Uneven Merge Shuffle

This is will probably be the first installment in a series of posts about an online multiplayer word game I’m developing as a side project: Snatch!. The process has brought up a lot of interesting topics, and I would like to share some of them.

The central mechanic of the game is that letter tiles are periodically pulled from a bag and players must make words out of them. During testing, we quickly realized that long runs of vowels or consonants make for poor gameplay. We needed the tiles to be random, but not too random. Internally, Python uses a Fisher-Yates Shuffle which guarantees a perfect shuffle, has a chance to clump vowels and consonants together. In this short example, we have a bag containing only the consonant c and vowel A:

letters = list('ccccccccccccAAAAAAAA')
random.shuffle(letters)
print ''.join(letters)
# produces: cccccAAAcAcAcccAAccA

From this short example of 20 letters, we can already see that the first 5 letters are consonants and words can’t be made until the next tile is drawn from the bag. We must decrease the chance that situations like this occurs. It is also worth noting that 60% of the letters are consonants, because English words tend to use them more frequently.

Another approach could be to evenly interleave the two, ie. cAccAccAccAccAccAccA, but being too predictable is also not good for gameplay.

A third naive approach of statistically pulling vowels or consonants also exhibits this problem long runs of characters:

consonants = list('cccccccccccc')
vowels = list('AAAAAAAA')
output = []
while consonants and vowels:
    if random.random() < .4:
        output.append(vowels.pop())
    else:
        output.append(consonants.pop())
# append the leftovers
output.extend(vowels + consonants)
print ''.join(output)
# produces: cAccccccccccAAcAAAAA

So, this is the solution I’ve come up with, which I’m calling an “Uneven Merge Shuffle.” The basic premise is to subdivide the list of consonants and vowels near (but not at!) the middle, and recursively merge the pieces. The base case is: if one list is empty, then the other list is returned. Here’s an example of shuffling two short lists:

Inductive Case: Split each list near the middle.
(cccccc, AAAA)
(cccc, AA) + (cc, AA)
(ccc, A) + (c, A) + (, A) + (cc, A)
(c, A) + (cc, ) + (c, A) + (, A) + (, A) + (cc, )
(c, ) + (, A) + (cc, ) + (, A) + (c, ) + (, A) + (, A) + (cc, )

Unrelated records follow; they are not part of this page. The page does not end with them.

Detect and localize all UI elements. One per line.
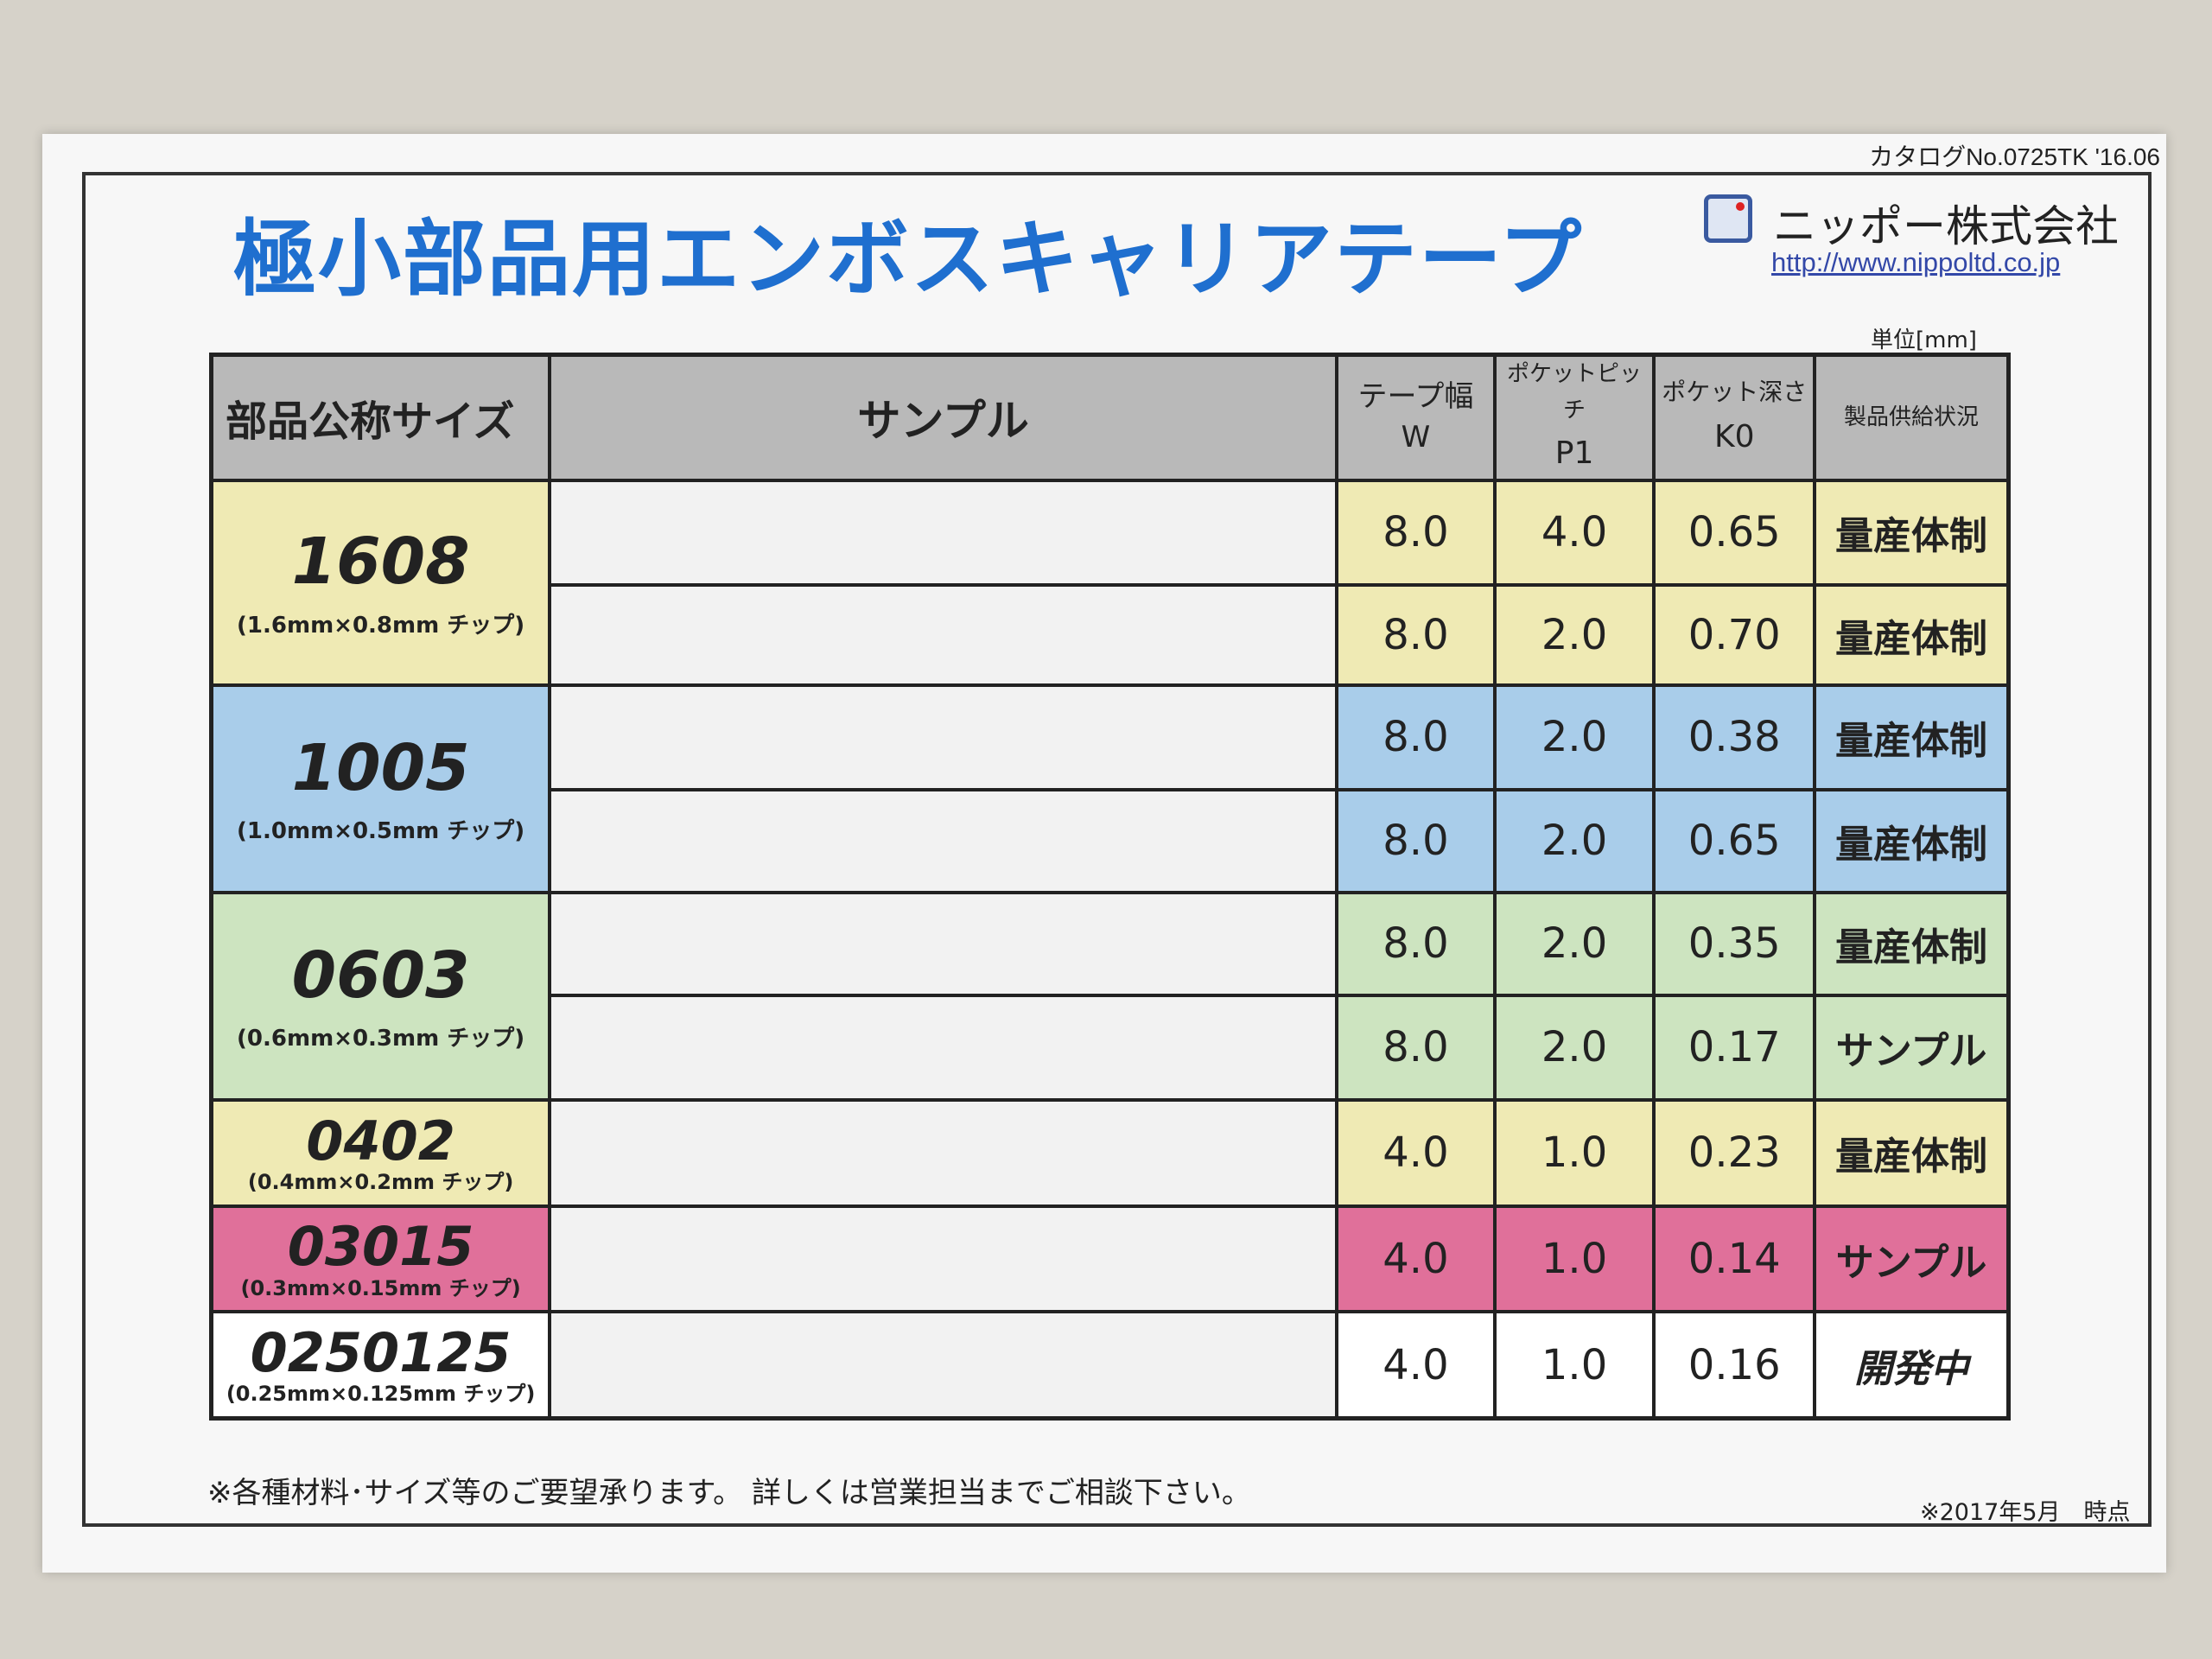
table-row: 0603 (0.6mm×0.3mm チップ) 8.0 2.0 0.35 量産体制 (209, 890, 2011, 1102)
tape-sample-cell (548, 1204, 1339, 1313)
pitch-cell: 4.0 (1492, 478, 1656, 587)
page-title: 極小部品用エンボスキャリアテープ (233, 211, 1584, 308)
header-k0: ポケット深さ K0 (1652, 353, 1817, 482)
footer-note: ※各種材料･サイズ等のご要望承ります。 詳しくは営業担当までご相談下さい。 (207, 1476, 1251, 1510)
header-p1-label: ポケットピッチ (1507, 361, 1643, 423)
size-dimensions: (1.0mm×0.5mm チップ) (237, 818, 525, 845)
size-code: 0250125 (250, 1321, 512, 1385)
tape-sample-cell (548, 582, 1339, 687)
card-frame (82, 172, 2152, 1527)
pitch-cell: 2.0 (1492, 683, 1656, 791)
spec-table: 部品公称サイズ サンプル テープ幅 W ポケットピッチ P1 ポケット深さ K0 製品… (209, 353, 2011, 1421)
size-code: 1608 (291, 524, 470, 600)
table-row: 0402 (0.4mm×0.2mm チップ) 4.0 1.0 0.23 量産体制 (209, 1097, 2011, 1208)
depth-cell: 0.14 (1652, 1204, 1817, 1313)
pitch-cell: 2.0 (1492, 993, 1656, 1102)
header-w-symbol: W (1401, 420, 1431, 455)
catalog-number: カタログNo.0725TK '16.06 (1869, 143, 2160, 170)
pitch-cell: 1.0 (1492, 1204, 1656, 1313)
status-cell: 量産体制 (1813, 582, 2011, 687)
header-k0-symbol: K0 (1713, 418, 1755, 454)
size-cell: 1608 (1.6mm×0.8mm チップ) (209, 478, 552, 687)
status-cell: 量産体制 (1813, 478, 2011, 587)
tape-sample-cell (548, 993, 1339, 1102)
table-row: 0250125 (0.25mm×0.125mm チップ) 4.0 1.0 0.16 開発中 (209, 1309, 2011, 1421)
header-p1: ポケットピッチ P1 (1492, 353, 1656, 482)
table-row: 8.0 2.0 0.70 量産体制 (212, 582, 2011, 687)
size-code: 03015 (287, 1215, 474, 1279)
size-dimensions: (0.4mm×0.2mm チップ) (247, 1170, 514, 1195)
tape-sample-cell (548, 1309, 1339, 1421)
status-cell: 量産体制 (1813, 787, 2011, 894)
company-name: ニッポー株式会社 (1773, 201, 2119, 251)
company-url-link[interactable]: http://www.nippoltd.co.jp (1771, 247, 2061, 277)
pitch-cell: 2.0 (1492, 890, 1656, 997)
table-header-row: 部品公称サイズ サンプル テープ幅 W ポケットピッチ P1 ポケット深さ K0 製品… (209, 353, 2011, 482)
table-row: 03015 (0.3mm×0.15mm チップ) 4.0 1.0 0.14 サンプル (209, 1204, 2011, 1313)
depth-cell: 0.65 (1652, 478, 1817, 587)
pitch-cell: 1.0 (1492, 1097, 1656, 1208)
size-dimensions: (1.6mm×0.8mm チップ) (237, 612, 525, 639)
table-row: 8.0 2.0 0.65 量産体制 (212, 787, 2011, 894)
header-size: 部品公称サイズ (209, 353, 552, 482)
width-cell: 8.0 (1335, 993, 1497, 1102)
header-p1-symbol: P1 (1554, 435, 1594, 472)
tape-sample-cell (548, 683, 1339, 791)
size-code: 0603 (291, 938, 470, 1013)
width-cell: 8.0 (1335, 478, 1497, 587)
depth-cell: 0.65 (1652, 787, 1817, 894)
size-cell: 03015 (0.3mm×0.15mm チップ) (209, 1204, 552, 1313)
size-cell: 1005 (1.0mm×0.5mm チップ) (209, 683, 552, 894)
tape-sample-cell (548, 1097, 1339, 1208)
depth-cell: 0.38 (1652, 683, 1817, 791)
footer-date: ※2017年5月 時点 (1920, 1499, 2131, 1526)
status-cell: サンプル (1813, 1204, 2011, 1313)
depth-cell: 0.23 (1652, 1097, 1817, 1208)
size-dimensions: (0.6mm×0.3mm チップ) (237, 1026, 525, 1052)
header-k0-label: ポケット深さ (1662, 378, 1808, 407)
size-dimensions: (0.3mm×0.15mm チップ) (240, 1275, 521, 1300)
width-cell: 8.0 (1335, 683, 1497, 791)
tape-sample-cell (548, 787, 1339, 894)
table-row: 8.0 2.0 0.17 サンプル (212, 993, 2011, 1102)
width-cell: 8.0 (1335, 582, 1497, 687)
status-cell: 量産体制 (1813, 890, 2011, 997)
size-cell: 0603 (0.6mm×0.3mm チップ) (209, 890, 552, 1102)
pitch-cell: 1.0 (1492, 1309, 1656, 1421)
width-cell: 4.0 (1335, 1309, 1497, 1421)
header-w-label: テープ幅 (1357, 378, 1474, 414)
company-logo-icon (1704, 194, 1752, 243)
status-cell: 量産体制 (1813, 1097, 2011, 1208)
status-cell: 開発中 (1813, 1309, 2011, 1421)
unit-label: 単位[mm] (1871, 327, 1977, 353)
status-cell: サンプル (1813, 993, 2011, 1102)
pitch-cell: 2.0 (1492, 787, 1656, 894)
header-w: テープ幅 W (1335, 353, 1497, 482)
width-cell: 4.0 (1335, 1097, 1497, 1208)
depth-cell: 0.16 (1652, 1309, 1817, 1421)
width-cell: 8.0 (1335, 890, 1497, 997)
table-row: 1608 (1.6mm×0.8mm チップ) 8.0 4.0 0.65 量産体制 (209, 478, 2011, 687)
depth-cell: 0.70 (1652, 582, 1817, 687)
tape-sample-cell (548, 890, 1339, 997)
depth-cell: 0.17 (1652, 993, 1817, 1102)
header-status: 製品供給状況 (1813, 353, 2011, 482)
status-cell: 量産体制 (1813, 683, 2011, 791)
width-cell: 8.0 (1335, 787, 1497, 894)
width-cell: 4.0 (1335, 1204, 1497, 1313)
table-row: 1005 (1.0mm×0.5mm チップ) 8.0 2.0 0.38 量産体制 (209, 683, 2011, 894)
tape-sample-cell (548, 478, 1339, 587)
pitch-cell: 2.0 (1492, 582, 1656, 687)
size-cell: 0402 (0.4mm×0.2mm チップ) (209, 1097, 552, 1208)
size-code: 0402 (306, 1109, 455, 1173)
size-cell: 0250125 (0.25mm×0.125mm チップ) (209, 1309, 552, 1421)
size-code: 1005 (291, 730, 470, 805)
header-sample: サンプル (548, 353, 1339, 482)
size-dimensions: (0.25mm×0.125mm チップ) (226, 1382, 536, 1407)
depth-cell: 0.35 (1652, 890, 1817, 997)
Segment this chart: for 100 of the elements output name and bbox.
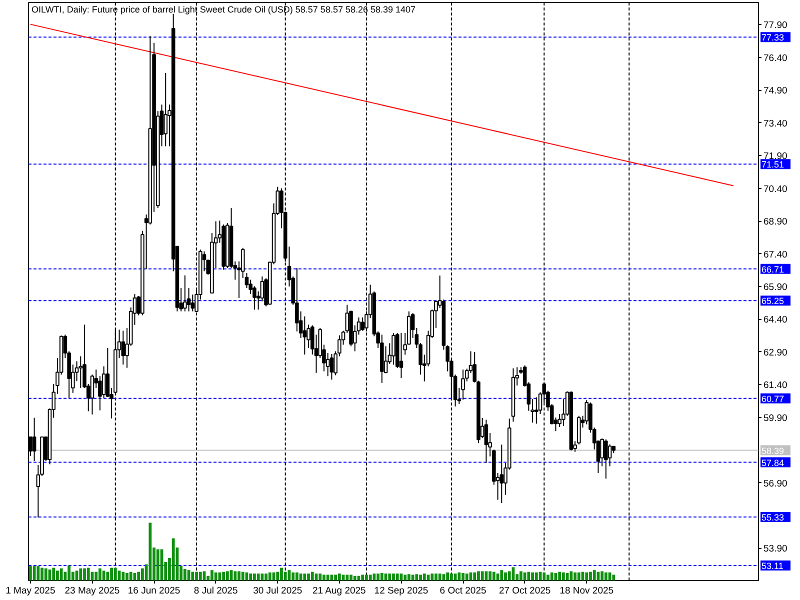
x-tick-label: 23 May 2025	[64, 586, 120, 596]
bar	[558, 572, 562, 580]
bar	[249, 574, 252, 580]
bar	[353, 576, 356, 580]
bar	[214, 572, 218, 580]
bar	[129, 572, 132, 580]
bar	[415, 574, 418, 580]
bar	[589, 572, 592, 580]
bar	[458, 572, 461, 580]
ref-line-label: 55.33	[762, 512, 784, 523]
bar	[534, 572, 538, 580]
bar	[346, 574, 349, 580]
bar	[106, 572, 110, 580]
bar	[566, 572, 569, 580]
bar	[404, 574, 407, 580]
x-tick-label: 6 Oct 2025	[440, 586, 486, 596]
bar	[56, 570, 59, 580]
bar	[28, 566, 32, 580]
bar	[86, 568, 90, 580]
bar	[310, 572, 314, 580]
y-tick-label: 61.40	[764, 380, 788, 392]
y-tick-label: 65.90	[764, 282, 788, 293]
y-tick-label: 64.40	[764, 314, 788, 326]
bar	[191, 572, 194, 580]
bar	[570, 571, 573, 580]
bar	[342, 574, 345, 580]
y-tick-label: 74.90	[764, 86, 788, 97]
ref-line-label: 57.84	[762, 458, 784, 468]
bar	[102, 570, 106, 580]
bar	[44, 568, 48, 580]
bar	[195, 572, 198, 580]
bar	[330, 574, 334, 580]
bar	[480, 571, 484, 580]
bar	[226, 571, 229, 580]
y-tick-label: 59.90	[764, 412, 788, 424]
candlestick	[534, 396, 538, 424]
bar	[295, 572, 298, 580]
bar	[40, 568, 44, 580]
y-tick-label: 68.90	[764, 216, 788, 228]
bar	[148, 522, 152, 580]
bar	[79, 568, 82, 580]
bar	[126, 572, 128, 580]
bar	[280, 568, 283, 580]
bar	[198, 572, 202, 580]
bar	[477, 571, 480, 580]
candlestick	[484, 419, 488, 464]
bar	[408, 574, 410, 580]
bar	[140, 568, 144, 580]
y-tick-label: 76.40	[764, 52, 788, 64]
bar	[365, 574, 368, 580]
bar	[284, 572, 287, 580]
ref-line-label: 65.25	[762, 296, 784, 306]
bar	[334, 574, 338, 580]
bar	[94, 572, 98, 580]
chart-title: OILWTI, Daily: Future price of barrel Light Sweet Crude Oil (USD) 58.57 58.57 58.26 58.39 1407	[32, 4, 416, 14]
candlestick	[392, 332, 396, 366]
bar	[574, 572, 576, 580]
candlestick	[121, 330, 126, 366]
bar	[218, 572, 222, 580]
bar	[438, 574, 442, 580]
bar	[318, 574, 322, 580]
bar	[350, 574, 352, 580]
bar	[52, 568, 56, 580]
bar	[234, 571, 237, 580]
y-tick-label: 56.90	[764, 478, 788, 490]
ref-line-label: 58.39	[762, 446, 784, 456]
bar	[376, 574, 380, 580]
bar	[326, 574, 330, 580]
bar	[604, 572, 608, 580]
x-tick-label: 16 Jun 2025	[128, 586, 180, 596]
y-tick-label: 73.40	[764, 118, 788, 130]
bar	[411, 574, 414, 580]
bar	[156, 549, 160, 580]
y-tick-label: 53.90	[764, 544, 788, 555]
x-tick-label: 12 Sep 2025	[374, 586, 428, 596]
bar	[492, 572, 496, 580]
x-tick-label: 18 Nov 2025	[560, 586, 614, 596]
bar	[388, 574, 392, 580]
ref-line-label: 60.77	[762, 394, 784, 404]
candlestick	[608, 444, 612, 467]
bar	[303, 574, 306, 580]
ref-line-label: 71.51	[762, 160, 784, 170]
bar	[462, 572, 464, 580]
bar	[83, 568, 86, 580]
bar	[264, 574, 268, 580]
bar	[276, 572, 280, 580]
x-tick-label: 8 Jul 2025	[194, 586, 238, 596]
candlestick	[164, 72, 168, 147]
candlestick	[500, 444, 504, 504]
candlestick	[461, 369, 465, 400]
bar	[473, 572, 476, 580]
bar	[122, 572, 125, 580]
y-tick-label: 67.40	[764, 249, 788, 260]
bar	[338, 574, 341, 580]
bar	[210, 570, 214, 580]
candlestick	[183, 274, 187, 312]
bar	[546, 574, 550, 580]
bar	[465, 574, 468, 580]
bar	[253, 574, 256, 580]
bar	[542, 572, 546, 580]
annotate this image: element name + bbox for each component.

Base Case: If a list is empty, return the other
c + A + cc + A + c + A + A + cc

Output: Join the result
cAccAcAAcc

The main idea is to spread both lists out evenly, but not perfectly. And here it is a naive implementation in python:

def random_pivot(x):
    # Choose a pivot near the middle
    # 45 / 100 and 55 / 100 are tunable parameters
    lx = len(x) + 1
    lower = lx * 45 / 100
    upper = lx * 55 / 100

    return random.randint(lower, upper)

def uneven_merge_shuffle(a, b):
    if not a:
        return b
    if not b:
        return a

    pa = random_pivot(a)
    pb = random_pivot(b)

    return (
        uneven_merge_shuffle(a[:pa], b[:pb]) +
        uneven_merge_shuffle(a[pa:], b[pb:])
    )

consonants = list('cccccccccccc')
vowels = list('AAAAAAAA')
output = uneven_merge_shuffle(consonants, vowels)
print ''.join(output)
# produces: AcAccAcAccAcccAcAcAc

The random_pivot() function chooses a splitting point in the list roughly between 45% and 55% of the length.

I’ll leave the analysis as an exercise for the reader, but the time complexity of this function is O(N); The space complexity is also O(N) with a large constant factor because every slice operation has to make a copy of that piece of the list. Realizing that the entire operation is depth-first, we can build the resulting list incrementally instead:

def uneven_merge_shuffle(a, b):
    out = []

    def random_pivot(x, y):
        l = y - x + 1
        lower = x + l * 45 / 100
        upper = x + l * 55 / 100

        return random.randint(lower, upper)

    def recur(ax, ay, bx, by):
        if ax == ay:
            out.extend(b[bx:by])
            return
        if bx == by:
            out.extend(a[ax:ay])
            return

        ap = random_pivot(ax, ay)
        bp = random_pivot(bx, by)

        recur(ax, ap, bx, bp)
        recur(ap, ay, bp, by)
        return

    recur(0, len(a), 0, len(b))

    return out

consonants = list('cccccccccccc')
vowels = list('AAAAAAAA')
output = uneven_merge_shuffle(consonants, vowels)
print ''.join(output)
# produces: cAcAAcAcccAccAcAccAc

There are definitely improvements to be made to increase performance like: finding an in-place solution using only swap operations, use multiply–>bit-shifting instead of division, and handling common base cases… but this is good enough for now.

Written on Jan 19, 2018 about Code, Python, Algorithm and Snatch.